Question

If \( f(x) = x^5 + 2x - 3 \), then \( (f^{-1})'(-3) = \)

• A. 0
• B. -3
• C. 1
• D. 1/2

Hint:

For inverse function derivative, use \( (f^{-1})'(y) = \frac{1}{f'(x)} \) where \( y = f(x) \).

Answer 1

The Correct Option is D

Find \( x \) such that \( f(x) = -3 \): 
\[ x^5 + 2x - 3 = -3 \Rightarrow x^5 + 2x = 0 \Rightarrow x (x^4 + 2) = 0 \Rightarrow x = 0. \] Check: \( f(0) = 0^5 + 2 \cdot 0 - 3 = -3 \).
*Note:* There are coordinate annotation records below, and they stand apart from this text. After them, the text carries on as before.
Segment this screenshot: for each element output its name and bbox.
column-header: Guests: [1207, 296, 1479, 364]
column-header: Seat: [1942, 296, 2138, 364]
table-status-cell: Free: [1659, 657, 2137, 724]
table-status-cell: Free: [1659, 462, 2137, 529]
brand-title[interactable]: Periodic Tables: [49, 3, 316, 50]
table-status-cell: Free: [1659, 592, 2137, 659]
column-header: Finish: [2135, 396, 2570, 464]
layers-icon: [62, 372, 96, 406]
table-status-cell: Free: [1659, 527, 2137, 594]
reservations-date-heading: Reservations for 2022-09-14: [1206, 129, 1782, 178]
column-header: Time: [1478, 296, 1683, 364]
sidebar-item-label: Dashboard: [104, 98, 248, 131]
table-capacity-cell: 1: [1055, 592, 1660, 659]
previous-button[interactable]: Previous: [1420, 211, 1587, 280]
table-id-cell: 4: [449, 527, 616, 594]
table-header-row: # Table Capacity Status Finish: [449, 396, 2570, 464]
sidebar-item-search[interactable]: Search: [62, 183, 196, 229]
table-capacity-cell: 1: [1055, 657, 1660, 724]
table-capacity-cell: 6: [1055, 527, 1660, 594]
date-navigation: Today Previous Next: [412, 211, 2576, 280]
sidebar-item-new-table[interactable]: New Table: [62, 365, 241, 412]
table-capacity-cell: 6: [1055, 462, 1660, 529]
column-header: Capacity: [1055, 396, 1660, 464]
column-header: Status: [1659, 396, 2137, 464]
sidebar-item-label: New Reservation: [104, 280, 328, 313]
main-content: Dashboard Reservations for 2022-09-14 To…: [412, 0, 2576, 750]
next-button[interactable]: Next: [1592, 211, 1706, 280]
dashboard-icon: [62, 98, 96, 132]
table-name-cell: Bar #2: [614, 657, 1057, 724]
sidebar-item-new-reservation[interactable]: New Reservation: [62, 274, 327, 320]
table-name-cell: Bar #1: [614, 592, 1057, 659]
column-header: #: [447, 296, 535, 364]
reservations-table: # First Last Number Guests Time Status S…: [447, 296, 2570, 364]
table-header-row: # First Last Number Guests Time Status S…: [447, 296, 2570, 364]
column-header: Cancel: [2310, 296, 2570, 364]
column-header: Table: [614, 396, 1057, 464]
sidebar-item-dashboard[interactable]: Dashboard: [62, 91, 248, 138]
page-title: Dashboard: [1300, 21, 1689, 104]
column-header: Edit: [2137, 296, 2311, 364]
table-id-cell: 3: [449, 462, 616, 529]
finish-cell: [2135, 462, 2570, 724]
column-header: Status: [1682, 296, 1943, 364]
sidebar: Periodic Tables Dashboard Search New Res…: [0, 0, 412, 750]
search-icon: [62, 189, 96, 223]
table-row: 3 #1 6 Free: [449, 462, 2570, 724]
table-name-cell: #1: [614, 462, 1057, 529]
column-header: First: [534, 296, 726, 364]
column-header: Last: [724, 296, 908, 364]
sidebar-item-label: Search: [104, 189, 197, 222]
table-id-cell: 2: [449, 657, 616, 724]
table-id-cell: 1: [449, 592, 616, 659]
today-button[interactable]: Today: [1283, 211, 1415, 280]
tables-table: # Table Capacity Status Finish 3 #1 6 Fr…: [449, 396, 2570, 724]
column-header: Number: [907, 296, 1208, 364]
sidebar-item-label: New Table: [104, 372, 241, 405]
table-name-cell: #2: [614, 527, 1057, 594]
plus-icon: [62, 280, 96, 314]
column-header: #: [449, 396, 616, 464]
So, \( f^{-1}(-3) = 0 \). 
Derivative of inverse: \( (f^{-1})'(y) = \frac{1}{f'(x)} \) where \( y = f(x) \). 
\[ f'(x) = 5x^4 + 2, f'(0) = 5 \cdot 0 + 2 = 2. \] \[ (f^{-1})'(-3) = \frac{1}{f'(0)} = \frac{1}{2}. \] Answer: \( \frac{1}{2} \).